By Peter Singer
Our obligation to the poor is not one of providing assistance to strangers, but of compensation for harms that we have caused, and are still causing, to them. We need to stop the actions that harm them, and compensate them for the harm we have done up to now.
It might be argued that we do not owe the poor compensation, because our affluence actually benefits them. Living luxuriously, it is said, provides employment, and so wealth trickles down to the poor, helping them more effectively than aid does. When the poor receive money, however, they spend it too, and that is more likely to assist others who are poor. The rich in industrialized nations buy virtually nothing that is made by the very poor. During the past twenty years of economic globalization, although expanding trade has helped lift many of the world’s poor out of poverty, it has failed to benefit the poorest 10% of the world’s population. Some of the extremely poor, most of whom live in sub-Saharan Africa, have nothing to sell that rich people want, while others lack the infrastructure to get their goods to market. If they can get their crops to a port, European and US subsidies often mean that they cannot sell them, despite—as for example in the case of West African cotton growers who compete with vastly larger and richer US cotton producers—having a lower production cost than the subsidized producers in the rich nations.

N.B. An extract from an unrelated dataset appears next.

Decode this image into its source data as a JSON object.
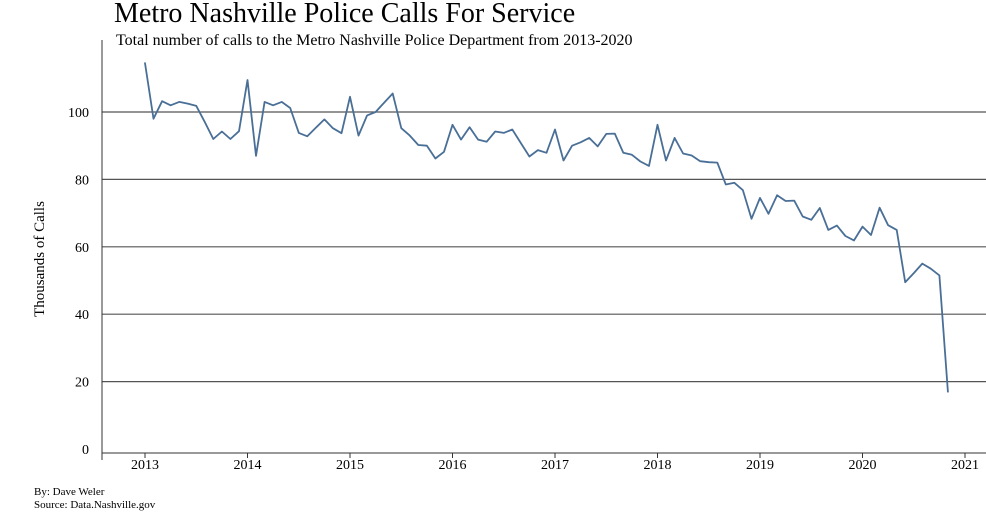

Some of the extremely poor have nothing to sell that rich people want, while others lack the infrastructure to get their goods to market
The remedy to these problems, it might reasonably be suggested, should come from the state. When aid comes through the government, everyone who earns above the tax-free threshold contributes something, with more collected from those with greater ability to pay. But the amount of foreign aid given by the developed countries of the world is, despite some recent increases, extremely small. The rich nations—that is, the donor nations of the OECD—give on average only 0.43% of their gross national income, or 43 cents in every $100 they earn.